The pheasant's properties of metamorphosis should be a rich field of study for biologists: even the Greek myths mentioned no animal that mutated so often. In the treatment of pheasant and grouse shoots we see in microcosm what is happening in the country as a whole. Legally, fiscally and politically, the very rich are protected from the forces afflicting everyone else.
For example, earlier this year Richard Murphy of Tax Research UK listed the ways in which the chancellor, George Osborne, had changed the tax regime for the largest corporations, and calculated that these concessions would cost the exchequer between £5bn and £10bn a year over the next six years.
At the higher end of his estimate, that money could have prevented all the benefit cuts overseen by the Department for Work and Pensions.

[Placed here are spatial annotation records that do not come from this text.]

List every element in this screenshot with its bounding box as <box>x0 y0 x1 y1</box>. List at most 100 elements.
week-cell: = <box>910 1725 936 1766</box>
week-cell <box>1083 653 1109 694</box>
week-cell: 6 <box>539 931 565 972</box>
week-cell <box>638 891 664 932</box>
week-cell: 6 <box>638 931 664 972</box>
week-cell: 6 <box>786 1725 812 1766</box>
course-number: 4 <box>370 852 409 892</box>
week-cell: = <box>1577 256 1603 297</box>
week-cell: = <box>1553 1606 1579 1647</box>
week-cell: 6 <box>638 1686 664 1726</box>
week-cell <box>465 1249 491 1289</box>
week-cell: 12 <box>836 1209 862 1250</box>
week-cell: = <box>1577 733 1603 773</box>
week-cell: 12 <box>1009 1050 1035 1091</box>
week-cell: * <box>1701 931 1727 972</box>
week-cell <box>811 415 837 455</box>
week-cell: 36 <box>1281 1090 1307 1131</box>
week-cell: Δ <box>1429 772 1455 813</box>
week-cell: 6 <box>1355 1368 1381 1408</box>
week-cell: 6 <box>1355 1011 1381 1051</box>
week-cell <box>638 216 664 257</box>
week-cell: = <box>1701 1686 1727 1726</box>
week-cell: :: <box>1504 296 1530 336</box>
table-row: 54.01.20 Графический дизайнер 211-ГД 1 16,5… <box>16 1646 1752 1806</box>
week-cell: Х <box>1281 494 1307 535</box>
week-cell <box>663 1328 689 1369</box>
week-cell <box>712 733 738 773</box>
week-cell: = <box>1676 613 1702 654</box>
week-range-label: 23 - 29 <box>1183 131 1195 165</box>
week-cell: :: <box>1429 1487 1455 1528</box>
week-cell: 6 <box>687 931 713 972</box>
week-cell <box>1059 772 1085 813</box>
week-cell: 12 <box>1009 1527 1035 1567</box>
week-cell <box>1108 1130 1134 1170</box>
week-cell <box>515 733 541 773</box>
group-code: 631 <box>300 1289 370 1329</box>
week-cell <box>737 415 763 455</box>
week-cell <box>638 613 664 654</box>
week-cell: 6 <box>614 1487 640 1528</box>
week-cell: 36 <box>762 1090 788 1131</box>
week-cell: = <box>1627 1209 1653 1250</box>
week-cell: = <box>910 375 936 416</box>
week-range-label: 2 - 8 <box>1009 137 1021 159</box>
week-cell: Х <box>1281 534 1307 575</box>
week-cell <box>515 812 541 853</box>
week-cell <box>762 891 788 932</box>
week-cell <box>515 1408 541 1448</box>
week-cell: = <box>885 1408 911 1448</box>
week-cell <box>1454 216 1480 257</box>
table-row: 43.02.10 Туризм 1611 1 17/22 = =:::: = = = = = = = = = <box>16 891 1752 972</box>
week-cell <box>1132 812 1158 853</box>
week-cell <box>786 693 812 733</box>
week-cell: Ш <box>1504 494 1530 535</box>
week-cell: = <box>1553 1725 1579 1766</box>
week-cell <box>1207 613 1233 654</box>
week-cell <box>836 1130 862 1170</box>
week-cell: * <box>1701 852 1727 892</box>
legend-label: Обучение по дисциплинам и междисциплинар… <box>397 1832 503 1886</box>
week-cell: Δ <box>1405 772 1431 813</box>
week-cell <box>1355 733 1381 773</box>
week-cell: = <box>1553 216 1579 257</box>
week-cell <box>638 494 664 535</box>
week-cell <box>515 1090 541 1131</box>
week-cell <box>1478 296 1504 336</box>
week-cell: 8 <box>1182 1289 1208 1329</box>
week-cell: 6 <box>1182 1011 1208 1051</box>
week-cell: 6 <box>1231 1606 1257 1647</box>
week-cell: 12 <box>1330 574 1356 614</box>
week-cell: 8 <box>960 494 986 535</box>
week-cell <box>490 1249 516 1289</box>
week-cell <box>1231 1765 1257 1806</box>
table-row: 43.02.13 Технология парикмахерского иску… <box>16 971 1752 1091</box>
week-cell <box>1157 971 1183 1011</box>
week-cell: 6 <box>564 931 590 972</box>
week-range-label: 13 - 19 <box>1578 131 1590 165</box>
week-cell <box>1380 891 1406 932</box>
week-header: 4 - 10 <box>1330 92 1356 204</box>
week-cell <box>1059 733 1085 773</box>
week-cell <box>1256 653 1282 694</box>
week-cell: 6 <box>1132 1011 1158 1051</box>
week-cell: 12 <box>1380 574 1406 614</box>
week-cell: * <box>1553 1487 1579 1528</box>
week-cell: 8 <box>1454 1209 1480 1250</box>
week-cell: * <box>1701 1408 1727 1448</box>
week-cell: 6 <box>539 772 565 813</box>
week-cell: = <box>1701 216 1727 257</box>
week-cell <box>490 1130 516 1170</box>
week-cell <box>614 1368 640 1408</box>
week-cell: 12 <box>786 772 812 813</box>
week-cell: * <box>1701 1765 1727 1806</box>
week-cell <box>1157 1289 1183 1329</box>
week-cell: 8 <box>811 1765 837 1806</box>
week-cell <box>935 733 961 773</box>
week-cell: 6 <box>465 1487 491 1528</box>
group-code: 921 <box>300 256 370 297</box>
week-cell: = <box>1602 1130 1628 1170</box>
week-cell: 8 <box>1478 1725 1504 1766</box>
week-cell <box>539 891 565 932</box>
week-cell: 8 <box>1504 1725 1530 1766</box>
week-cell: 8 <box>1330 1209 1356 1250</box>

But to call on the government to make rational and progressive fiscal decisions, as many of us do, is to misunderstand what it is attempting. It is not seeking to save the country from fiscal ruin – there are many ways of doing that without cutting essential services. It is re-engineering the United Kingdom as a plutocrats' paradise, in which the rich are scarcely troubled by laws or taxes, while the poor are plunged into a brutal world of casual labour, insecurity and legal restraint.
There are a dozen ways in which it could have discharged the deficit without inflicting cuts in social security or other essential public services. It could have introduced land value taxation. Or it could have unlocked the deeply regressive banding of council tax which, as Ian Jack showed last month, ensures that the Ukrainian oligarch Rinat Akhmetov, whobought a double penthouse in One Hyde Park for £136m, pays less in tax for that property than do the owners of a £200,000 house in Blackburn.
If even a flat council tax were applied – in other words, if everyone paid tax at the same rate – Akhmetov might contribute around £2m a year to the exchequer, rather than £1,353. If council tax were progressive – in other words if those with the most expensive homes paid proportionately more – he might be charged £4m or £5m. Such taxes would also have the additional benefit of suppressing house prices.
Or the government could have levied a Robin Hood tax on financial transactions – which, according to the Institute for Public Policy Research, would raise £20bn a year at a rate of just 0.01%. Or, instead of bamboozling the public and surreptitiously turning the UK into a new tax haven, it could have taken real action to prevent tax avoidance, saving perhaps tens of billions.
But governments almost everywhere, beholden to donors and newspaper proprietors, unchallenged by either opposition parties or their cowed and passive electorates, are not seeking to prevent the resurgence of patrimonial capitalism, of which we have recently heard so much, but to hasten it. They are creating a world in which the rich may live by their own rules.
So back we go to the hazy days of Edwardian England: a society dominated by rentiers, in which the city centres are set aside for those with tremendous wealth and the countryside is reserved for their bloodsports. As the queues lengthen at the foodbanks, our money is used to subsidise grouse and shotguns. That is all you need to know about how and by whom we are governed.
This article first appeared in the Guardian on 28 April 2014.